I am currently in the process of publishing my recent work with adult malnutrition, but this work will also be featured in two posters during the FNCE virtual poster session on October 18th.  I’m excited that FNCE is still offering this opportunity.

How do you feel that your work in research has helped in application to real people?

During the three years that I spent studying malnutrition, I felt incredibly motivated by my patients’ stories and experiences.  As dietitians, we read the research and attend the CEU sessions, but I had the opportunity to strip away the statistics and terminology.  Meeting actual people who are suffering from the effects of malnutrition brought a sense of urgency and passion behind the work.  The time I spent with each of my participants inspired me to keep moving forward to be able to tell their stories, especially for the 29% of my population who passed away during data collection.  I hope that the continued research and advocacy – despite Medicare’s stance on reimbursement – will help us to prevent and alleviate the burden of malnutrition on our patients.

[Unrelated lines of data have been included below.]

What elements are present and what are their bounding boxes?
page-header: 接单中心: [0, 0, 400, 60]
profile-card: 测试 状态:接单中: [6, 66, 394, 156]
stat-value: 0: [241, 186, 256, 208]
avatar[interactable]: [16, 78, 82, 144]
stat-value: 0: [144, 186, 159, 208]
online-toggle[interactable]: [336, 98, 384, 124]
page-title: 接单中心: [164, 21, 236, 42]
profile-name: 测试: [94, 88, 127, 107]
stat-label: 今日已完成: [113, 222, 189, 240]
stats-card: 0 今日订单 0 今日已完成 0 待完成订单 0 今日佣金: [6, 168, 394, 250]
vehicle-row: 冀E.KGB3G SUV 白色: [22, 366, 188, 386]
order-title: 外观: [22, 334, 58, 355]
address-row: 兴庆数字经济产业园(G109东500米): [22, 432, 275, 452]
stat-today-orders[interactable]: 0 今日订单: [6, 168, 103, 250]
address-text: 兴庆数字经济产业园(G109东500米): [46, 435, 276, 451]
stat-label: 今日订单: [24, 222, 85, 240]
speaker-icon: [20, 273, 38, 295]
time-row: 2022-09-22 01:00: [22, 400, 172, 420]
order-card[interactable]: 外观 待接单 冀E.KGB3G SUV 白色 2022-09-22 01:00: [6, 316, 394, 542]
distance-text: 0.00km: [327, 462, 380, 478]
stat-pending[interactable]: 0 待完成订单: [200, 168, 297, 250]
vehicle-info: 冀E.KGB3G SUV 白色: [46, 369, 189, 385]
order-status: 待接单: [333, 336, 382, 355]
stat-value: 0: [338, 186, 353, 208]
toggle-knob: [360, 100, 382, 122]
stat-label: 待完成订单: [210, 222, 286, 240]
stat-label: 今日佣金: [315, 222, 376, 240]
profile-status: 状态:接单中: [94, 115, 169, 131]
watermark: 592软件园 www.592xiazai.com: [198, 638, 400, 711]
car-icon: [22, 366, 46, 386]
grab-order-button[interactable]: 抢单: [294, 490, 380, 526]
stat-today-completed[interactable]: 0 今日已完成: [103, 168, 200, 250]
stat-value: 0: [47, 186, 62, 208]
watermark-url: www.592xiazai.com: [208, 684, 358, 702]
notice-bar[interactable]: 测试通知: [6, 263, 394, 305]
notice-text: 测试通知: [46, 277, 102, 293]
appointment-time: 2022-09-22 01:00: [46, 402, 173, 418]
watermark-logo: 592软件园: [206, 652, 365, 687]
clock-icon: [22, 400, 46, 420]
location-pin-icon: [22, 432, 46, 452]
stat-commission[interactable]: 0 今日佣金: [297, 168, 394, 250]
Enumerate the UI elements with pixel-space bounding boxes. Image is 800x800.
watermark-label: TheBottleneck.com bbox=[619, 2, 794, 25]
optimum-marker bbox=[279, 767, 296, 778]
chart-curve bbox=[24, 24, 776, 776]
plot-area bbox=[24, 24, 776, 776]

Why did you decide to focus on nutrition as a career?

What amazes me the most about nutrition is that it is as universal as music and religion.  Our eating habits are impacted by our culture, experiences, beliefs, and numerous other factors, medical status being one of them.  Being a dietitian is almost like a ministry and being able to connect with people regarding something so personal and impactful during a time of vulnerability was exceptionally appealing to me.

How do you like to spend your free time?

The pandemic has been a blessing for me in that I’ve been truly forced at times to rest which is something I struggled with pre-COVID.  I’ve been spending a lot of time trying new recipes, reading books, journaling, and getting more of a chance to chat with friends and family.  My goal is to bring this into my “new normal” and to avoid the manic pace I was keeping before.

What is your favorite food? 

I recently learned how to make homemade pasta and because I love carbs so much, it doesn’t get much better than fresh pasta with chicken, broccoli, oil, and lots of garlic.

Is there anything people would be shocked you like or hate?

Something that surprises people is that I am also an actress/singer.  I performed through high school and college and founded an amateur theatre company with my friends in Binghamton.  After COVID is over, I’ll be making my Lehigh Valley debut as Cinderella with a local company.